I’m playing with MonteCarloMeasurements but running up against limitations around comparisons.
julia> a = Particles(1000, Uniform(0.0,10.0))
Part1000(5.0 ± 2.89)
julia> b = Particles(1000, Uniform(0.0, 10.0))
Part1000(5.0 ± 2.89)
julia> a>b
ERROR: Comparison operators are not well defined for uncertain values and are currently turned off. Call `unsafe_comparisons(true)` to enable comparison operators for particles using the current reduction function mean. Change this function using `set_comparison_function(f)`.
Stacktrace:
[1] _comparison_operator at C:\Users\klaffedk\.julia\packages\MonteCarloMeasurements\7ez8R\src\particles.jl:333 [inlined]

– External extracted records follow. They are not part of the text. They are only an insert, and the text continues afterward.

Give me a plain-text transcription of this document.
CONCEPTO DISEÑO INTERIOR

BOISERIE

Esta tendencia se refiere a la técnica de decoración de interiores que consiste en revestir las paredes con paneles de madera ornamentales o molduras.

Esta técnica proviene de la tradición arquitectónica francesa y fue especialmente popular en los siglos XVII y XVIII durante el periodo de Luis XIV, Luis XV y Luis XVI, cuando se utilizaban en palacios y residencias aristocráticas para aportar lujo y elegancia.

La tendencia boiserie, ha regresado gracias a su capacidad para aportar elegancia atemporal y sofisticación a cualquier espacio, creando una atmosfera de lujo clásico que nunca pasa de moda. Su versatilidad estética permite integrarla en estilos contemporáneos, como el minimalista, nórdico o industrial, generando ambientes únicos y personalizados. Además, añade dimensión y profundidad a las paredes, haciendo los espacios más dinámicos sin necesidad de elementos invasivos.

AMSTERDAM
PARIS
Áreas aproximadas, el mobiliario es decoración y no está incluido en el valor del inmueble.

[2] <(::Particles{Float64,1000}, ::Particles{Float64,1000}) at C:\Users\klaffedk\.julia\packages\MonteCarloMeasurements\7ez8R\src\particles.jl:345
[3] >(::Particles{Float64,1000}, ::Particles{Float64,1000}) at .\operators.jl:294
[4] top-level scope at none:0
julia> min(a,b)
Part1000(3.282 ± 2.33)
Why does min(a,b)
seem to work? Isn’t it ultimately doing comparisons?
I’m trying to figure out if MonteCarloMeasurements.jl can be used for a real world problem which includes saturation effects.
[Edit] P.S. I was able to rewrite my actual function with min and max and move forward, but I would still like to understand why.